Originally published on SmartEnergyDecisions.com on August 3, 2017
If your organization is working toward achieving energy efficiency and sustainability goals, it’s important to understand that you can make relatively simple and inexpensive changes to get there. While many business leaders think the path to sustainability lies solely in costly capital projects, organizations continue to successfully implement no-cost and low-cost changes that translate to major savings and sustainability progress. With buildings making up 41% of global energy savings potential by 2035, businesses can impact the triple bottom line (financial performance, social engagement and reduced environmental impact) through small adjustments to their behaviors impacting energy consumption.
Effective Tracking = Effective Management
Tracking energy consumption is a key component to cost-effective energy management. We have worked with numerous organizations that have decreased utility costs by adjusting equipment schedules and modifying occupant behavior – all thanks to timely energy consumption data.
For example, do you have a strong handle on your HVAC schedules? One group we worked with realized their HVAC was running 24/7 (previously unbeknownst to them), so they properly scheduled three rooftop units. In doing so, they reduced overnight energy consumption by more than 70 percent, which was an estimated savings of $15,000 annually. This was a simple change — scheduling can be fixed with one visit from a qualified contractor.
Another example comes from an already efficient Olentangy Local School District in Central Ohio that saved millions of dollars through low-cost and behavior changes. In just one week, tracking efforts identified two potential issues. First, the building’s automation system started air conditioning due to an unusually warm day in early February. The facilities team immediately turned off the air conditioning and used alternative methods to cool the building, but the peak demand day was set— creating unnecessary cost. The building control system settings were then adjusted to not automatically turn on cooling during the winter months, so the situation would not repeat itself.

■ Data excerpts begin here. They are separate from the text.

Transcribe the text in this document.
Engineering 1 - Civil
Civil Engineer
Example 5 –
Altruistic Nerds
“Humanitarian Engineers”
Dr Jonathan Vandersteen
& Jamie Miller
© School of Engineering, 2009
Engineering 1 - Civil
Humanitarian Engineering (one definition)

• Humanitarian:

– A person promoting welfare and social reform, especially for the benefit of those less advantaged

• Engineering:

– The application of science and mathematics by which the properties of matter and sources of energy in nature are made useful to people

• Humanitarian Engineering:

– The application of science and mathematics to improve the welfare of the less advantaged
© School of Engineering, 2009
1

Next, a commercial dishwasher had a relay that failed, causing the equipment to short-cycle and run unnecessarily. The facilities team identified these issues through real-time monitoring, enabling the school to act quickly to prevent unnecessary costs and energy consumption, rather than retroactively identifying the issue after the utility bill arrived.
Age Doesn’t Matter. Measurement Does.
Many organizations are faced with the challenge of implementing energy and sustainability practices within old buildings. While old systems are often neglected because they are believed ineffective or difficult to operate, it’s actually common for new buildings to be as wasteful with energy consumption as older buildings. Whether they are state-of-the-art or desperately aging, opportunities typically lie within the controls. Once you gain greater management of the controls, benchmark and track your sustainability efforts prior to considering large capital investments for energy efficiency.
Whether your building is new or old, metrics matter. Technology, specifically the emergence of cloud-based software and the Internet of Things, has broken down barriers to tracking energy and sustainability metrics. By creating solid benchmarks from the outset of your program, you can measure your progress, which is critical to a successful ongoing sustainability initiative. Without solid measurement, your organization will lack the data it needs to continue to optimize its utility consumption.
Maintaining energy efficient buildings is no longer only for environmental activists. Business leaders have integrated sustainability into strategic planning as they have seen its positive impact on financial performance, the environment and their company culture. The good news is — success in sustainability is possible with even the smallest, albeit strategic, efforts.